Docket No. 030-12470
License No. 25-17265-01
Enclosure: Notice of Violation
State of Montana
NOTICE OF VIOLATION
|Glendive Medical Center
|Docket No. 030-12470
License No. 25-17265-01
During an NRC inspection conducted on May 20, 2001, a violation of NRC requirements was identified. In accordance with the "General Statement of Policy and Procedure for NRC Enforcement Actions," NUREG-1600, the violation is listed below:
10 CFR 20.1801 requires, in part, that the licensee secure from unauthorized removal licensed material that is stored in a controlled area. 10 CFR 20.1802 requires, in part, that the licensee control and maintain constant surveillance of licensed material that is in a controlled area and that is not in storage. As defined in 10 CFR 20.1003, controlled area means an area, outside of a restricted area but inside the site boundary, access to which can be limited by the licensee for any reason.
Contrary to the above, on May 20, 2001, the licensee did not secure from unauthorized removal licensed material located in the nuclear medicine imaging room, which is a controlled area, and the licensee did not control and maintain constant surveillance of this licensed material. The licensed material was a one-curie molybdenum-99/technetium-99m generator.
This is a Severity Level III violation (Supplement IV).
The NRC has concluded that information regarding the reason for the violation, the corrective actions taken and planned to correct the violation and prevent recurrence and the date when full compliance was achieved is already adequately addressed on the docket in Inspection Report No. 030-12470/01-01, issued August 29, 2001, and letters from the Licensee dated May 25, 2001 and September 11, 2001. However, you are required to submit a written statement or explanation pursuant to 10 CFR 2.201 if the description in the referenced documents does not accurately reflect your corrective actions or your position. In that case, or if you choose to respond, clearly mark your response as a "Reply to a Notice of Violation," and send it to the U.S. Nuclear Regulatory Commission, ATTN: Document Control Desk, Washington, DC 20555 with a copy to the Regional Administrator, Region IV, within 30 days of the date of the letter transmitting this Notice of Violation (Notice).
If you contest this enforcement action, you should also provide a copy of your response, with the basis for your denial, to the Director, Office of Enforcement, United States Nuclear Regulatory Commission, Washington, DC 20555-0001.
Under the authority of Section 182 of the Act, 42 U.S.C. 2232, any response that you choose to submit shall be submitted under oath or affirmation.

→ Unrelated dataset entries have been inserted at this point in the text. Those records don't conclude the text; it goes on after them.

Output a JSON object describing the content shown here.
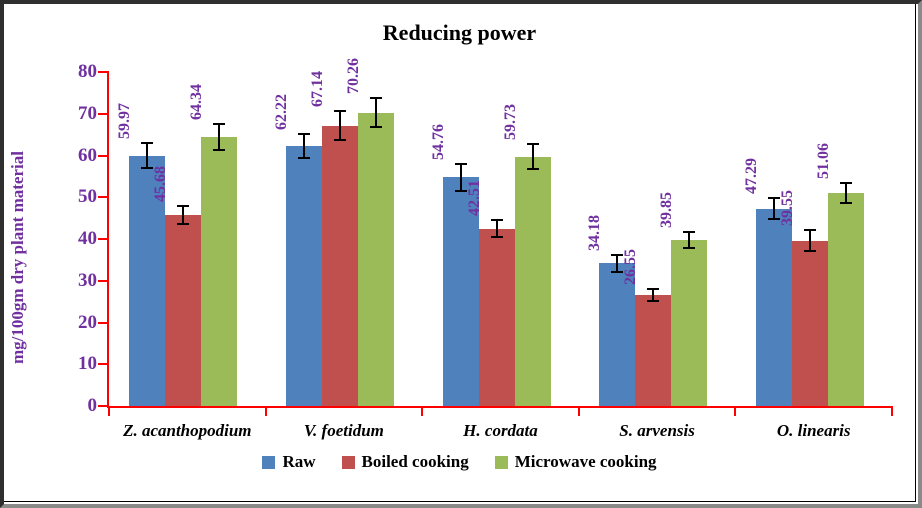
{
  "chart_data": {
    "type": "bar",
    "title": "Reducing power",
    "ylabel": "mg/100gm dry plant material",
    "xlabel": "",
    "categories": [
      "Z. acanthopodium",
      "V. foetidum",
      "H. cordata",
      "S. arvensis",
      "O. linearis"
    ],
    "series": [
      {
        "name": "Raw",
        "color": "#4F81BD",
        "values": [
          59.97,
          62.22,
          54.76,
          34.18,
          47.29
        ],
        "errors": [
          3.0,
          2.9,
          3.2,
          2.0,
          2.6
        ]
      },
      {
        "name": "Boiled cooking",
        "color": "#C0504D",
        "values": [
          45.68,
          67.14,
          42.51,
          26.55,
          39.55
        ],
        "errors": [
          2.2,
          3.4,
          2.0,
          1.5,
          2.5
        ]
      },
      {
        "name": "Microwave cooking",
        "color": "#9BBB59",
        "values": [
          64.34,
          70.26,
          59.73,
          39.85,
          51.06
        ],
        "errors": [
          3.1,
          3.5,
          3.0,
          1.9,
          2.4
        ]
      }
    ],
    "ylim": [
      0,
      80
    ],
    "yticks": [
      0,
      10,
      20,
      30,
      40,
      50,
      60,
      70,
      80
    ],
    "grid": false,
    "legend_position": "bottom",
    "data_labels_rotated": true,
    "error_bars": true,
    "colors": {
      "axis": "#FF0000",
      "axis_tick_text": "#7030A0",
      "data_label_text": "#7030A0",
      "y_axis_title_text": "#7030A0",
      "title_text": "#000000",
      "category_text": "#000000",
      "error_bar": "#000000"
    }
  }
}
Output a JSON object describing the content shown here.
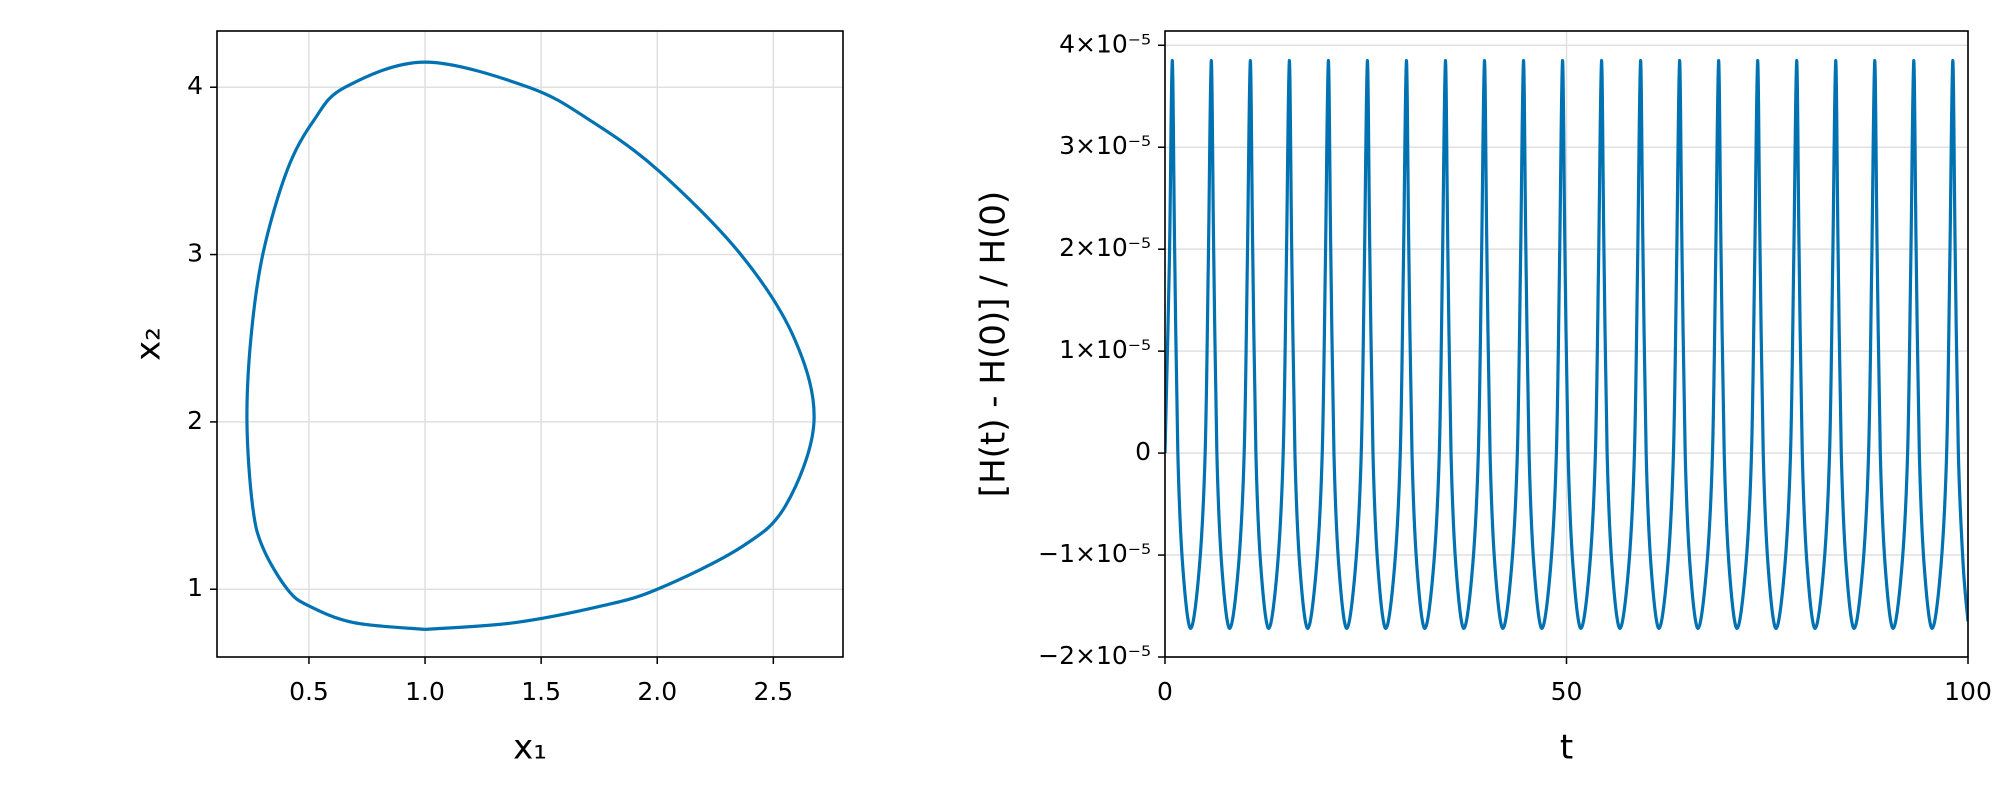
{
  "chart_data": [
    {
      "type": "line",
      "xlabel": "x₁",
      "ylabel": "x₂",
      "x": [
        1,
        1.385,
        1.76,
        2.0,
        2.36,
        2.553,
        2.675,
        2.59,
        2.36,
        2.007,
        1.713,
        1.446,
        1,
        0.656,
        0.52,
        0.405,
        0.301,
        0.25,
        0.233,
        0.257,
        0.301,
        0.407,
        0.5,
        0.695,
        1
      ],
      "series": [
        {
          "color": "#0072b2",
          "values": [
            0.76,
            0.8,
            0.9,
            1.0,
            1.25,
            1.5,
            2.0,
            2.5,
            3.0,
            3.5,
            3.8,
            4.0,
            4.15,
            4.0,
            3.8,
            3.5,
            3.0,
            2.5,
            2.0,
            1.5,
            1.25,
            1.0,
            0.9,
            0.8,
            0.76
          ]
        }
      ],
      "xlim": [
        0.104,
        2.8
      ],
      "ylim": [
        0.595,
        4.336
      ],
      "xticks": [
        0.5,
        {
          "value": 1,
          "label": "1.0"
        },
        1.5,
        {
          "value": 2,
          "label": "2.0"
        },
        2.5
      ],
      "yticks": [
        1,
        2,
        3,
        4
      ],
      "grid": true
    },
    {
      "type": "line",
      "xlabel": "t",
      "ylabel": "[H(t) - H(0)] / H(0)",
      "x": [
        0,
        0.55,
        0.9,
        1.2,
        1.6,
        2.2,
        3.2,
        4.3,
        5.0,
        5.4,
        5.76,
        6.06,
        6.46,
        7.06,
        8.06,
        9.16,
        9.86,
        10.26,
        10.62,
        10.92,
        11.32,
        11.92,
        12.92,
        14.02,
        14.72,
        15.12,
        15.48,
        15.78,
        16.18,
        16.78,
        17.78,
        18.88,
        19.58,
        19.98,
        20.34,
        20.64,
        21.04,
        21.64,
        22.64,
        23.74,
        24.44,
        24.84,
        25.2,
        25.5,
        25.9,
        26.5,
        27.5,
        28.6,
        29.3,
        29.7,
        30.06,
        30.36,
        30.76,
        31.36,
        32.36,
        33.46,
        34.16,
        34.56,
        34.92,
        35.22,
        35.62,
        36.22,
        37.22,
        38.32,
        39.02,
        39.42,
        39.78,
        40.08,
        40.48,
        41.08,
        42.08,
        43.18,
        43.88,
        44.28,
        44.64,
        44.94,
        45.34,
        45.94,
        46.94,
        48.04,
        48.74,
        49.14,
        49.5,
        49.8,
        50.2,
        50.8,
        51.8,
        52.9,
        53.6,
        54.0,
        54.36,
        54.66,
        55.06,
        55.66,
        56.66,
        57.76,
        58.46,
        58.86,
        59.22,
        59.52,
        59.92,
        60.52,
        61.52,
        62.62,
        63.32,
        63.72,
        64.08,
        64.38,
        64.78,
        65.38,
        66.38,
        67.48,
        68.18,
        68.58,
        68.94,
        69.24,
        69.64,
        70.24,
        71.24,
        72.34,
        73.04,
        73.44,
        73.8,
        74.1,
        74.5,
        75.1,
        76.1,
        77.2,
        77.9,
        78.3,
        78.66,
        78.96,
        79.36,
        79.96,
        80.96,
        82.06,
        82.76,
        83.16,
        83.52,
        83.82,
        84.22,
        84.82,
        85.82,
        86.92,
        87.62,
        88.02,
        88.38,
        88.68,
        89.08,
        89.68,
        90.68,
        91.78,
        92.48,
        92.88,
        93.24,
        93.54,
        93.94,
        94.54,
        95.54,
        96.64,
        97.34,
        97.74,
        98.1,
        98.4,
        98.8,
        99.4,
        100
      ],
      "series": [
        {
          "color": "#0072b2",
          "values": [
            0,
            1.9e-05,
            3.85e-05,
            2e-05,
            0,
            -1.1e-05,
            -1.72e-05,
            -1.1e-05,
            0,
            1.9e-05,
            3.85e-05,
            2e-05,
            0,
            -1.1e-05,
            -1.72e-05,
            -1.1e-05,
            0,
            1.9e-05,
            3.85e-05,
            2e-05,
            0,
            -1.1e-05,
            -1.72e-05,
            -1.1e-05,
            0,
            1.9e-05,
            3.85e-05,
            2e-05,
            0,
            -1.1e-05,
            -1.72e-05,
            -1.1e-05,
            0,
            1.9e-05,
            3.85e-05,
            2e-05,
            0,
            -1.1e-05,
            -1.72e-05,
            -1.1e-05,
            0,
            1.9e-05,
            3.85e-05,
            2e-05,
            0,
            -1.1e-05,
            -1.72e-05,
            -1.1e-05,
            0,
            1.9e-05,
            3.85e-05,
            2e-05,
            0,
            -1.1e-05,
            -1.72e-05,
            -1.1e-05,
            0,
            1.9e-05,
            3.85e-05,
            2e-05,
            0,
            -1.1e-05,
            -1.72e-05,
            -1.1e-05,
            0,
            1.9e-05,
            3.85e-05,
            2e-05,
            0,
            -1.1e-05,
            -1.72e-05,
            -1.1e-05,
            0,
            1.9e-05,
            3.85e-05,
            2e-05,
            0,
            -1.1e-05,
            -1.72e-05,
            -1.1e-05,
            0,
            1.9e-05,
            3.85e-05,
            2e-05,
            0,
            -1.1e-05,
            -1.72e-05,
            -1.1e-05,
            0,
            1.9e-05,
            3.85e-05,
            2e-05,
            0,
            -1.1e-05,
            -1.72e-05,
            -1.1e-05,
            0,
            1.9e-05,
            3.85e-05,
            2e-05,
            0,
            -1.1e-05,
            -1.72e-05,
            -1.1e-05,
            0,
            1.9e-05,
            3.85e-05,
            2e-05,
            0,
            -1.1e-05,
            -1.72e-05,
            -1.1e-05,
            0,
            1.9e-05,
            3.85e-05,
            2e-05,
            0,
            -1.1e-05,
            -1.72e-05,
            -1.1e-05,
            0,
            1.9e-05,
            3.85e-05,
            2e-05,
            0,
            -1.1e-05,
            -1.72e-05,
            -1.1e-05,
            0,
            1.9e-05,
            3.85e-05,
            2e-05,
            0,
            -1.1e-05,
            -1.72e-05,
            -1.1e-05,
            0,
            1.9e-05,
            3.85e-05,
            2e-05,
            0,
            -1.1e-05,
            -1.72e-05,
            -1.1e-05,
            0,
            1.9e-05,
            3.85e-05,
            2e-05,
            0,
            -1.1e-05,
            -1.72e-05,
            -1.1e-05,
            0,
            1.9e-05,
            3.85e-05,
            2e-05,
            0,
            -1.1e-05,
            -1.72e-05,
            -1.1e-05,
            0,
            1.9e-05,
            3.85e-05,
            2e-05,
            0,
            -1.1e-05,
            -1.65e-05
          ]
        }
      ],
      "xlim": [
        0,
        100
      ],
      "ylim": [
        -2e-05,
        4.14e-05
      ],
      "xticks": [
        0,
        50,
        100
      ],
      "yticks": [
        {
          "value": -2e-05,
          "label": "−2×10⁻⁵"
        },
        {
          "value": -1e-05,
          "label": "−1×10⁻⁵"
        },
        0,
        {
          "value": 1e-05,
          "label": "1×10⁻⁵"
        },
        {
          "value": 2e-05,
          "label": "2×10⁻⁵"
        },
        {
          "value": 3e-05,
          "label": "3×10⁻⁵"
        },
        {
          "value": 4e-05,
          "label": "4×10⁻⁵"
        }
      ],
      "grid": true
    }
  ]
}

If you choose to respond, your response will be made available electronically for public inspection in the NRC Public Document Room or from the Publicly Available Records (PARS) component of NRC's document system (ADAMS). ADAMS is accessible from the NRC Web site at the Public NRC Library. Therefore, to the extent possible, the response should not include any personal privacy, proprietary, or safeguards information so that it can be made available to the Public without redaction.
Dated this 1st day of November 2001
1. A Notice of Violation and $2,750 civil penalty (EA-00-076) was issued to Glendive Medical Center on June 29, 2000, for a similar violation involving a failure to secure licensed material.